Marcos Antonio Barbosa do Vale1; Patrícia Brito2; Marco Polo Ribeiro3; Maria Amélia Bulhões4
DOI: 10.1590/S0004-27492002000100021
RESUMO
A síndrome ocular isquêmica representa manifestação da hipoperfusão crônica do suprimento arterial ocular. A arterite de Takayasu caracteriza-se pelo acometimento de grandes vasos, com graus variáveis de obstrução, geralmente ramos da aorta. O objetivo deste trabalho é relatar um caso de síndrome ocular isquêmica secundário à arterite de Takayasu. O exame da angiografia fluoresceínica digital evidenciou presença de sinais de hipoperfusão coriorretiniana e shunts arteriovenosos, e a arteriografia mostrou sinais de diminuição acentuada do fluxo sangüíneo de ambas as carótidas, direita e esquerda, acima de 90%.

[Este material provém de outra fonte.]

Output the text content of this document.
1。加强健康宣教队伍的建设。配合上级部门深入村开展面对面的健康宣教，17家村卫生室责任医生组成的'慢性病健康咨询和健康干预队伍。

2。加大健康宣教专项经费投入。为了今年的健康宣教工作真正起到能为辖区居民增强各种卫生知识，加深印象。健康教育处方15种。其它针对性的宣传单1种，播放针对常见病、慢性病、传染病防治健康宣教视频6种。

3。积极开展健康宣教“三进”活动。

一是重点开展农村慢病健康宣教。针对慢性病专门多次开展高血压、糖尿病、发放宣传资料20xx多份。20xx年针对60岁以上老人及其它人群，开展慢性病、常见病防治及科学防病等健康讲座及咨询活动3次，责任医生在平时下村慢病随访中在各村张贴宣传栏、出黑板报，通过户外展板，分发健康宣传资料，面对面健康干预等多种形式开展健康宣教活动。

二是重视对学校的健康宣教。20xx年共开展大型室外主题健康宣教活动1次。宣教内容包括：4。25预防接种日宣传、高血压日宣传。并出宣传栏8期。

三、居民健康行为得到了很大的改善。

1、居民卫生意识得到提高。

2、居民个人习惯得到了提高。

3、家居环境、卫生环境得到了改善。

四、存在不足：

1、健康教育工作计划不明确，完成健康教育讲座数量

Descritores: Arterite de Takayasu; Isquemia; Artéria retiniana; Angiofluoresceinografia; Síndrome; Retina; Artérias carótidas; Nervo óptico; Relato de caso
ABSTRACT
The ocular ischemic syndrome is a manifestation of chronic hypoperfusion of the ocular arterial supply. Takayasu's arteritis is characterized by inflammatory arteritis of big vessels, with variable grades of obstruction, generally aortic branchs. The purpose of this paper is to report a case of ocular ischemic syndrome secondary to Takayasu's arteritis. Digital fluorescein angiography showed signs of chorioretinal hypoperfusion and arteriovenous shunts, and arteriography showed an important reduction of more than 90% of the blood flow in both right and left carotid arteries.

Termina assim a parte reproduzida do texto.